Она утробно охнула от боли, зашипела:

– Да пусти же! Ну больно!.. Ух, Шалимовы – мышцы! И у этого мышцы! Лосяра! – Вот опять его Петькой шпыняла, задыхаясь от смеха, как на прочность испытывала: все равно не отпустишь? все равно не отступишься?.. И замолкла, обмякла, с изумлением вслушиваясь в непонятную жизнь под соседними ребрами. Замерла, догадавшись: не выпустит, – и опять у Валька сокрушительно-радостно дрогнуло сердце. – Отпусти, слышишь, ну! Неприлично, Валек! По Изотовке бабу мужик на руках! Это ж смех!

– Ну конечно, ага. Если б за волосы… Это если жена с бутыль-ка своего благоверного волоком тащит, то картина приличная! Баба тащит, мужик в виде тушки – нормально!..

Больно было смеяться, но давились колючим электрическим смехом, ничего уж не слыша вокруг и не чувствуя, кроме собственной сцепки и соленого вкуса своей общей крови, кроме жадного, щедрого солнца, пьяных запахов клейких листочков, распустившихся почек, весенней земли, оголтелого гомона птичек в высоких березовых космах и голодной, разнузданной силы во всем сладко ноющем теле.

Запруженный полуденным солнцем, занимавшийся лиственным пламенем город гудел и кишел взбудораженными вседонбасским протестом людьми; на площади 50-летия Октября и дальше по проспекту Ленина неугомонно всплескивался рев – как будто огромное морское животное подыхающе билось и хлопало ластами. А они удалялись от источника этого рева, и вот уже только незримые птицы разрывали воздушную сдобу над их головами.

Вышли к самой общаге с парусами пеленок на каждом балконе, и Валек с осторожностью и сожалением приземлил ее на ноги.
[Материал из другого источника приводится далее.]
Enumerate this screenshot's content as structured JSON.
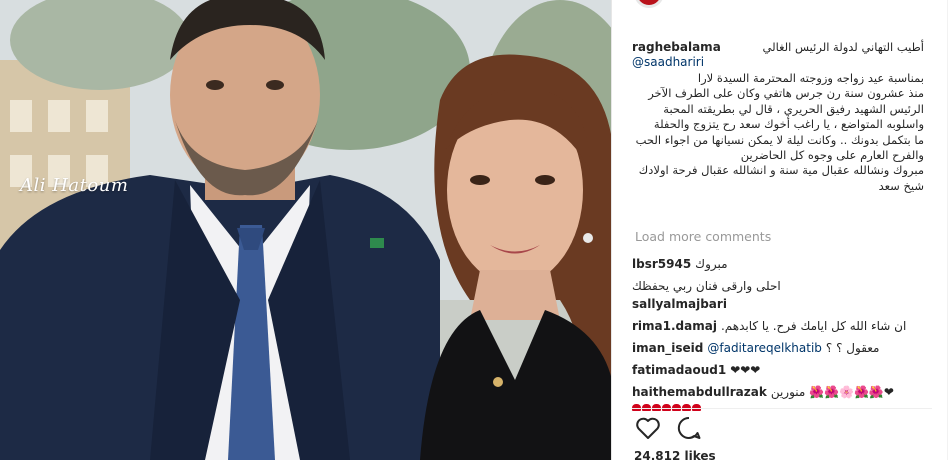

Проходившие мимо знакомые большей частью и вовсе их не замечали, поглощенные собственным непрерывным пчелиным гудением. Кое-кто бросал взгляд на избитую, хромоногую парочку и ехидно ощеривался, даже как бы похабно подмигивал, намекая на Ларку, как на переходящее знамя. Но Валек чуял только репейную Ларкину цепкость, что она от него не отлипнет и протащит до самого дома, ну а там он притиснет ее к своему зарешеченному беспокойному сердцу.

5

Ковальчук этот сразу Ганже не понравился. Вроде и ничего в нем такого: обшмонал – отвернулся – забыл. Уроженец Сумской, проживает в Донецкой. Пятилетний захлюстанный «дастер» мышиного цвета. Подбородок овальный, плечи горизонтальные. Коренастый крепыш, каких тысячи. Из тех, что возят гроши в поясной нейлоновой сумчонке, ближе к телу: так просто не сорвешь, но дернешь посильнее – отдадут.